Daniel Goldberg with the liberal group Alliance for Justice calls the letter from the incoming White House counsel “a welcome signal” that the Biden administration will prioritize judges in a way that past Democratic administrations haven’t. And it’s not just the White House, he says, as Democratic senators “are energized like they haven’t been in the past to make quick nominations and to fight for confirmation. It makes obstructionism harder if they’re sending up names now and putting pressure on McConnell.”
While Obama, who didn’t foresee how much obstructionism he would face, was slow off the mark, Biden, even as he’s voicing optimism, knows what he’s in for. “We’re seeing a greater urgency,” says Kang with Demand Justice. He points to Biden’s own story, where he left a traditional law firm early in his career to become a public defender and how Biden is breaking new ground in calling for a new breed of judges. Biden’s chief of staff also plays a role in prioritizing the judiciary, says Kang. Ron Klain clerked for Justice Byron White on the Supreme Court and worked with Biden when he chaired the Senate Judiciary Committee through turbulent confirmations.
It’s a stark contrast to Rahm Emanuel, who famously dismissed a group of activists urging a stronger push on the judiciary, with Obama’s notoriously foul-mouthed chief of staff telling the group that he didn’t give a you-know-what about judicial appointments.
This time, with Klain on their side and the future White House counsel urging Democratic senators to set up an application process, progressives are more optimistic. The People’s Policy Project reached out to every Democratic senator to see how many used commissions to come up with recommendations.

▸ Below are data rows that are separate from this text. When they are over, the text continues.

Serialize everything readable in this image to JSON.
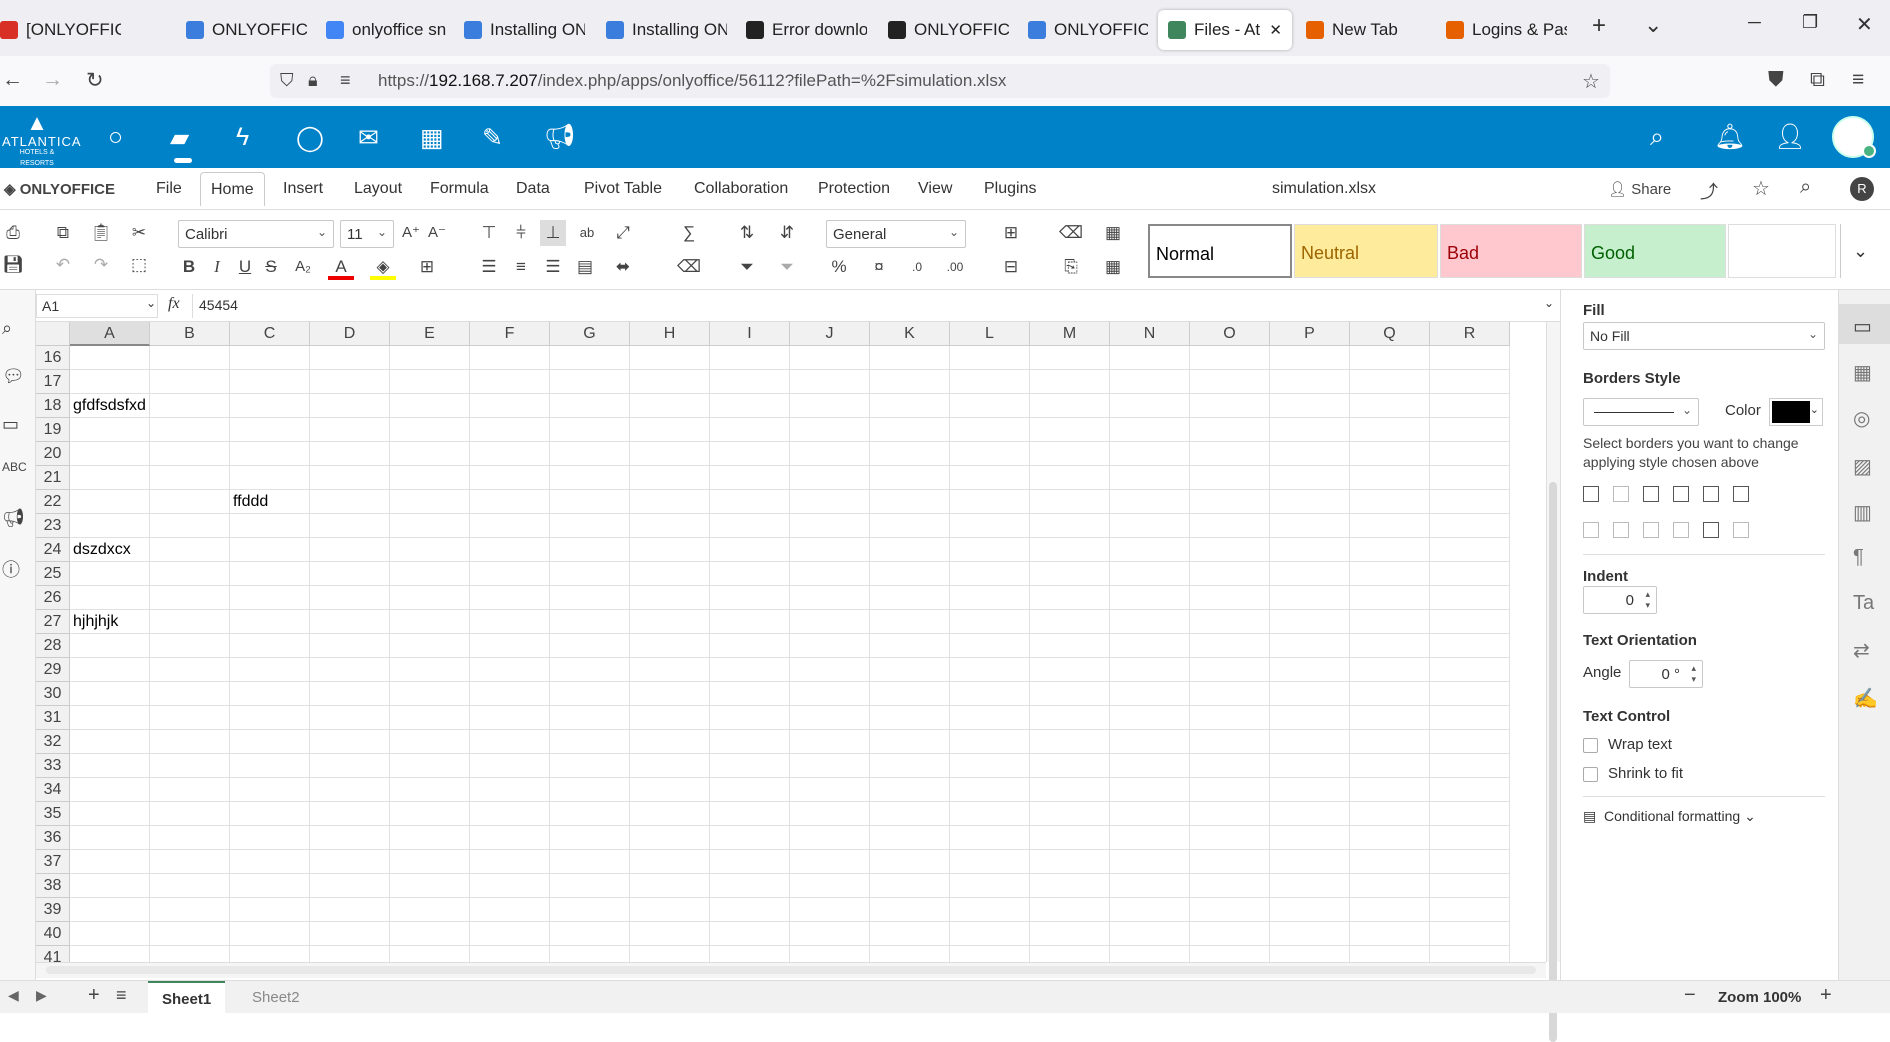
{
  "browser": {
    "tabs": [
      {
        "title": "[ONLYOFFICE",
        "icon": "gmail-icon",
        "color": "#d93025"
      },
      {
        "title": "ONLYOFFICE",
        "icon": "onlyoffice-icon",
        "color": "#3b7ddd"
      },
      {
        "title": "onlyoffice sn",
        "icon": "google-icon",
        "color": "#4285f4"
      },
      {
        "title": "Installing ON",
        "icon": "onlyoffice-icon",
        "color": "#3b7ddd"
      },
      {
        "title": "Installing ON",
        "icon": "onlyoffice-icon",
        "color": "#3b7ddd"
      },
      {
        "title": "Error downlo",
        "icon": "github-icon",
        "color": "#222222"
      },
      {
        "title": "ONLYOFFICE/",
        "icon": "github-icon",
        "color": "#222222"
      },
      {
        "title": "ONLYOFFICE",
        "icon": "onlyoffice-icon",
        "color": "#3b7ddd"
      },
      {
        "title": "Files - Atla",
        "icon": "sheet-icon",
        "color": "#40865c",
        "active": true
      },
      {
        "title": "New Tab",
        "icon": "firefox-icon",
        "color": "#e66000"
      },
      {
        "title": "Logins & Pas",
        "icon": "firefox-icon",
        "color": "#e66000"
      }
    ],
    "url_prefix": "https://",
    "url_host": "192.168.7.207",
    "url_path": "/index.php/apps/onlyoffice/56112?filePath=%2Fsimulation.xlsx"
  },
  "app": {
    "logo_text": "ATLANTICA",
    "logo_sub": "HOTELS & RESORTS"
  },
  "editor": {
    "brand": "ONLYOFFICE",
    "menus": [
      "File",
      "Home",
      "Insert",
      "Layout",
      "Formula",
      "Data",
      "Pivot Table",
      "Collaboration",
      "Protection",
      "View",
      "Plugins"
    ],
    "active_menu": "Home",
    "file_name": "simulation.xlsx",
    "share_label": "Share",
    "user_initial": "R",
    "font_name": "Calibri",
    "font_size": "11",
    "number_format": "General",
    "styles": [
      {
        "label": "Normal",
        "bg": "#ffffff",
        "fg": "#000000"
      },
      {
        "label": "Neutral",
        "bg": "#ffeb9c",
        "fg": "#9c6500"
      },
      {
        "label": "Bad",
        "bg": "#ffc7ce",
        "fg": "#9c0006"
      },
      {
        "label": "Good",
        "bg": "#c6efce",
        "fg": "#006100"
      },
      {
        "label": "",
        "bg": "#ffffff",
        "fg": "#000000"
      }
    ],
    "cell_ref": "A1",
    "fx": "fx",
    "formula": "45454"
  },
  "sheet": {
    "columns": [
      "A",
      "B",
      "C",
      "D",
      "E",
      "F",
      "G",
      "H",
      "I",
      "J",
      "K",
      "L",
      "M",
      "N",
      "O",
      "P",
      "Q",
      "R"
    ],
    "rows": [
      {
        "n": "16",
        "cells": {}
      },
      {
        "n": "17",
        "cells": {}
      },
      {
        "n": "18",
        "cells": {
          "A": "gfdfsdsfxd"
        }
      },
      {
        "n": "19",
        "cells": {}
      },
      {
        "n": "20",
        "cells": {}
      },
      {
        "n": "21",
        "cells": {}
      },
      {
        "n": "22",
        "cells": {
          "C": "ffddd"
        }
      },
      {
        "n": "23",
        "cells": {}
      },
      {
        "n": "24",
        "cells": {
          "A": "dszdxcx"
        }
      },
      {
        "n": "25",
        "cells": {}
      },
      {
        "n": "26",
        "cells": {}
      },
      {
        "n": "27",
        "cells": {
          "A": "hjhjhjk"
        }
      },
      {
        "n": "28",
        "cells": {}
      },
      {
        "n": "29",
        "cells": {}
      },
      {
        "n": "30",
        "cells": {}
      },
      {
        "n": "31",
        "cells": {}
      },
      {
        "n": "32",
        "cells": {}
      },
      {
        "n": "33",
        "cells": {}
      },
      {
        "n": "34",
        "cells": {}
      },
      {
        "n": "35",
        "cells": {}
      },
      {
        "n": "36",
        "cells": {}
      },
      {
        "n": "37",
        "cells": {}
      },
      {
        "n": "38",
        "cells": {}
      },
      {
        "n": "39",
        "cells": {}
      },
      {
        "n": "40",
        "cells": {}
      },
      {
        "n": "41",
        "cells": {}
      }
    ],
    "tabs": [
      "Sheet1",
      "Sheet2"
    ],
    "active_tab": "Sheet1",
    "zoom": "Zoom 100%"
  },
  "panel": {
    "fill_label": "Fill",
    "fill_value": "No Fill",
    "borders_label": "Borders Style",
    "color_label": "Color",
    "border_color": "#000000",
    "borders_hint": "Select borders you want to change applying style chosen above",
    "indent_label": "Indent",
    "indent_value": "0",
    "orientation_label": "Text Orientation",
    "angle_label": "Angle",
    "angle_value": "0 °",
    "text_control_label": "Text Control",
    "wrap_label": "Wrap text",
    "shrink_label": "Shrink to fit",
    "cond_label": "Conditional formatting"
  }
}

A third did not and half of the two thirds that do wouldn’t reveal who sits on their commissions.
“That’s why there are so many prosecutors and corporate law partners in the pipeline,” says Kang, even when a Democratic president is in office. It’s the old boys’ club and it takes an affirmative effort to make change.
This time could be different, as Biden has set forth his vision for the judiciary and is pressing Democratic senators to join him in finding nominees that can clear McConnell’s blockade, or at least make him feel the heat. They will be of such caliber, says Kang, “It will be even more obscene when Republicans seek to block them because they will be the kind of nominees that progressives will be excited about, and that brings a different dynamic to this fight.”